Michel de Certeau’s influential chapter on “Walking in the City” from the book The Practice of Everyday Life (1984) chronicles the experience of construction place and space in the city from the pedestrian viewpoint. To de Certeau, the act of walking is dynamic and political. This is made possible because the city is operational (de Certeau 94). This operational city is able to produce its own space, its history is made by its people, and the city is used as an object that triggers its own construction through its denizens (de Certeau 94). This provides an interesting challenge to the study of game spaces, which are—in the case of single player games—constructed through only a single individual’s perspective. During the course of my thesis on representations of New York City in video games, I will look at the way the cities are design to be imbued with this property and if those that lack it seem less complete.

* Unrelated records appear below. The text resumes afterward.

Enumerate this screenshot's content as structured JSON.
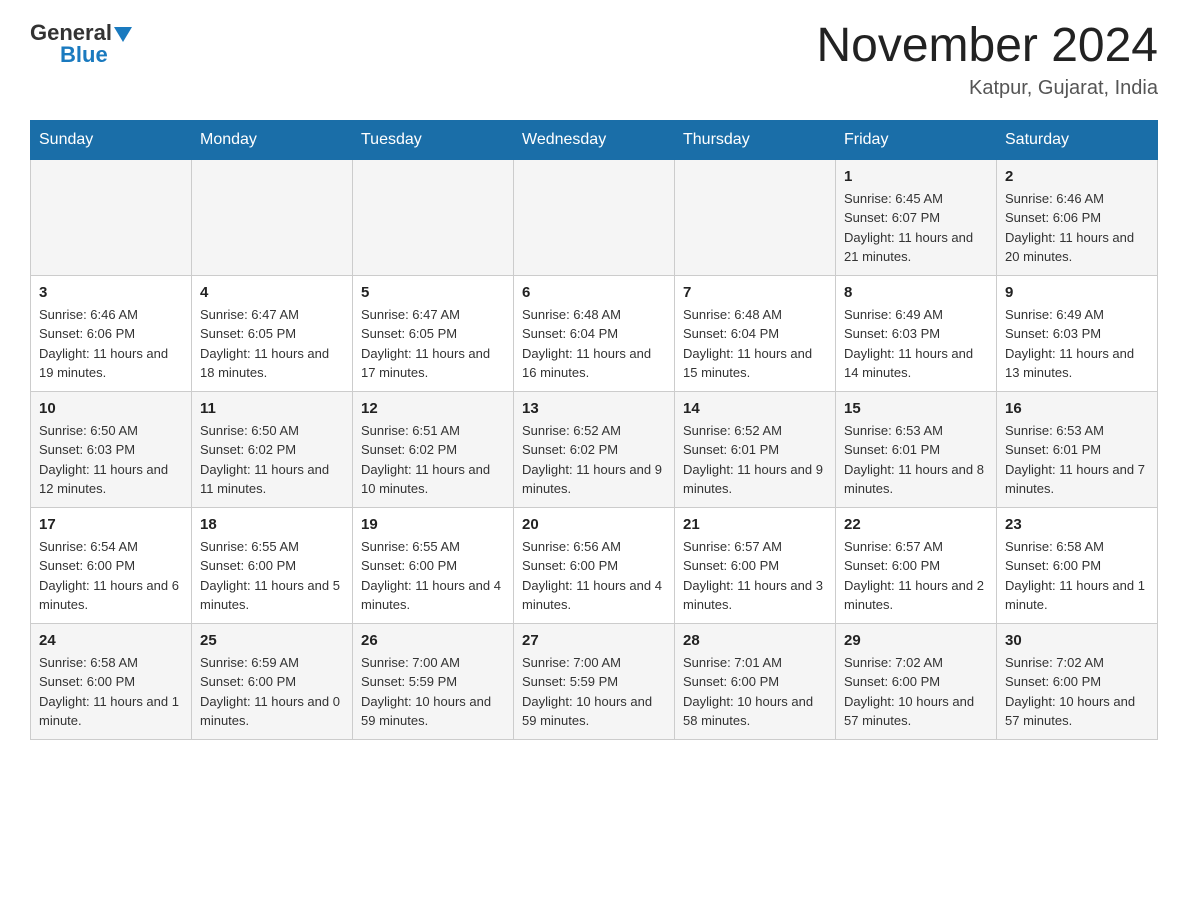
{
  "header": {
    "logo_general": "General",
    "logo_blue": "Blue",
    "month_title": "November 2024",
    "location": "Katpur, Gujarat, India"
  },
  "weekdays": [
    "Sunday",
    "Monday",
    "Tuesday",
    "Wednesday",
    "Thursday",
    "Friday",
    "Saturday"
  ],
  "weeks": [
    [
      {
        "day": "",
        "sunrise": "",
        "sunset": "",
        "daylight": ""
      },
      {
        "day": "",
        "sunrise": "",
        "sunset": "",
        "daylight": ""
      },
      {
        "day": "",
        "sunrise": "",
        "sunset": "",
        "daylight": ""
      },
      {
        "day": "",
        "sunrise": "",
        "sunset": "",
        "daylight": ""
      },
      {
        "day": "",
        "sunrise": "",
        "sunset": "",
        "daylight": ""
      },
      {
        "day": "1",
        "sunrise": "Sunrise: 6:45 AM",
        "sunset": "Sunset: 6:07 PM",
        "daylight": "Daylight: 11 hours and 21 minutes."
      },
      {
        "day": "2",
        "sunrise": "Sunrise: 6:46 AM",
        "sunset": "Sunset: 6:06 PM",
        "daylight": "Daylight: 11 hours and 20 minutes."
      }
    ],
    [
      {
        "day": "3",
        "sunrise": "Sunrise: 6:46 AM",
        "sunset": "Sunset: 6:06 PM",
        "daylight": "Daylight: 11 hours and 19 minutes."
      },
      {
        "day": "4",
        "sunrise": "Sunrise: 6:47 AM",
        "sunset": "Sunset: 6:05 PM",
        "daylight": "Daylight: 11 hours and 18 minutes."
      },
      {
        "day": "5",
        "sunrise": "Sunrise: 6:47 AM",
        "sunset": "Sunset: 6:05 PM",
        "daylight": "Daylight: 11 hours and 17 minutes."
      },
      {
        "day": "6",
        "sunrise": "Sunrise: 6:48 AM",
        "sunset": "Sunset: 6:04 PM",
        "daylight": "Daylight: 11 hours and 16 minutes."
      },
      {
        "day": "7",
        "sunrise": "Sunrise: 6:48 AM",
        "sunset": "Sunset: 6:04 PM",
        "daylight": "Daylight: 11 hours and 15 minutes."
      },
      {
        "day": "8",
        "sunrise": "Sunrise: 6:49 AM",
        "sunset": "Sunset: 6:03 PM",
        "daylight": "Daylight: 11 hours and 14 minutes."
      },
      {
        "day": "9",
        "sunrise": "Sunrise: 6:49 AM",
        "sunset": "Sunset: 6:03 PM",
        "daylight": "Daylight: 11 hours and 13 minutes."
      }
    ],
    [
      {
        "day": "10",
        "sunrise": "Sunrise: 6:50 AM",
        "sunset": "Sunset: 6:03 PM",
        "daylight": "Daylight: 11 hours and 12 minutes."
      },
      {
        "day": "11",
        "sunrise": "Sunrise: 6:50 AM",
        "sunset": "Sunset: 6:02 PM",
        "daylight": "Daylight: 11 hours and 11 minutes."
      },
      {
        "day": "12",
        "sunrise": "Sunrise: 6:51 AM",
        "sunset": "Sunset: 6:02 PM",
        "daylight": "Daylight: 11 hours and 10 minutes."
      },
      {
        "day": "13",
        "sunrise": "Sunrise: 6:52 AM",
        "sunset": "Sunset: 6:02 PM",
        "daylight": "Daylight: 11 hours and 9 minutes."
      },
      {
        "day": "14",
        "sunrise": "Sunrise: 6:52 AM",
        "sunset": "Sunset: 6:01 PM",
        "daylight": "Daylight: 11 hours and 9 minutes."
      },
      {
        "day": "15",
        "sunrise": "Sunrise: 6:53 AM",
        "sunset": "Sunset: 6:01 PM",
        "daylight": "Daylight: 11 hours and 8 minutes."
      },
      {
        "day": "16",
        "sunrise": "Sunrise: 6:53 AM",
        "sunset": "Sunset: 6:01 PM",
        "daylight": "Daylight: 11 hours and 7 minutes."
      }
    ],
    [
      {
        "day": "17",
        "sunrise": "Sunrise: 6:54 AM",
        "sunset": "Sunset: 6:00 PM",
        "daylight": "Daylight: 11 hours and 6 minutes."
      },
      {
        "day": "18",
        "sunrise": "Sunrise: 6:55 AM",
        "sunset": "Sunset: 6:00 PM",
        "daylight": "Daylight: 11 hours and 5 minutes."
      },
      {
        "day": "19",
        "sunrise": "Sunrise: 6:55 AM",
        "sunset": "Sunset: 6:00 PM",
        "daylight": "Daylight: 11 hours and 4 minutes."
      },
      {
        "day": "20",
        "sunrise": "Sunrise: 6:56 AM",
        "sunset": "Sunset: 6:00 PM",
        "daylight": "Daylight: 11 hours and 4 minutes."
      },
      {
        "day": "21",
        "sunrise": "Sunrise: 6:57 AM",
        "sunset": "Sunset: 6:00 PM",
        "daylight": "Daylight: 11 hours and 3 minutes."
      },
      {
        "day": "22",
        "sunrise": "Sunrise: 6:57 AM",
        "sunset": "Sunset: 6:00 PM",
        "daylight": "Daylight: 11 hours and 2 minutes."
      },
      {
        "day": "23",
        "sunrise": "Sunrise: 6:58 AM",
        "sunset": "Sunset: 6:00 PM",
        "daylight": "Daylight: 11 hours and 1 minute."
      }
    ],
    [
      {
        "day": "24",
        "sunrise": "Sunrise: 6:58 AM",
        "sunset": "Sunset: 6:00 PM",
        "daylight": "Daylight: 11 hours and 1 minute."
      },
      {
        "day": "25",
        "sunrise": "Sunrise: 6:59 AM",
        "sunset": "Sunset: 6:00 PM",
        "daylight": "Daylight: 11 hours and 0 minutes."
      },
      {
        "day": "26",
        "sunrise": "Sunrise: 7:00 AM",
        "sunset": "Sunset: 5:59 PM",
        "daylight": "Daylight: 10 hours and 59 minutes."
      },
      {
        "day": "27",
        "sunrise": "Sunrise: 7:00 AM",
        "sunset": "Sunset: 5:59 PM",
        "daylight": "Daylight: 10 hours and 59 minutes."
      },
      {
        "day": "28",
        "sunrise": "Sunrise: 7:01 AM",
        "sunset": "Sunset: 6:00 PM",
        "daylight": "Daylight: 10 hours and 58 minutes."
      },
      {
        "day": "29",
        "sunrise": "Sunrise: 7:02 AM",
        "sunset": "Sunset: 6:00 PM",
        "daylight": "Daylight: 10 hours and 57 minutes."
      },
      {
        "day": "30",
        "sunrise": "Sunrise: 7:02 AM",
        "sunset": "Sunset: 6:00 PM",
        "daylight": "Daylight: 10 hours and 57 minutes."
      }
    ]
  ]
}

According to de Certeau, “to walk” implies lacking place, a record of this movement only indicates that which is no longer, but that movement can be understood as a system. This system, in part, consists of “modalities of pedestrian enunciation,” which reveal the relationship between movement and what that movement means (de Certeau 99). First, the “alethic” modality relate to the mood and intent of the movement (99). Is the pedestrian taking the most direct route from one place to the next? Does their choice of route represent the multitude of possibility spaces? How are they negotiating that movement which is impossible or forced upon them? Secondly, “epistemic” modalities are concerned with understanding the space and these aforementioned possibilities. Lastly, “deonic” modalities refer to the obligations of space, what they permit and forbid, and what they offer optionally. Because these modalities deal with rules and choices, they map well to the medium of the game.
Important to the concept of representative spaces in games are two terms de Certeau uses to describe fundamental stylistic figures of spatial collapse in the urban environment. The first term, “synecdoche,” means using a word in which a part stands in for a whole (de Certeau 101). The second, “asyndeton,” refers to when conjunctions are deliberately left out of a sentence or phrase. De Certeau uses this to explain the phenomenon of ignoring parts of the travel to connect to places, as if, for example, Baltimore and Philadelphia are next to each other. These concepts become especially important in mission-based games in which the player must travel between locales to trigger events. The space traversed is often ignored; the destination is often represented by a single symbolic piece.
The final concept in “Walking in the City” relates to the functions of naming in place-making. De Certeau identifies naming as making place believable, memorable, and primitive (de Certeau 105). The believable place, identifiable by a name, is a habitable place. The memories of a place help construct its evolving identity by patterning the use of the space—that which is no longer continues to act in the present. The primitive quality of naming is related to that which is whole or quantifiable. A place with a name is a basic unit of understanding; unnamed places are constantly seeking the stability of nominative forces. I will be looking at both de Certeau’s functions of naming as a cultural action as well as naming as a practical practice for navigation in games.
As one of my theoretical sources, Michel de Certeau is of utmost importance because his discussion of imaging the city is based on action and the movement of bodies—a significant part of the 3d game environment experience. Expect summaries of more of my theoretical sources to come!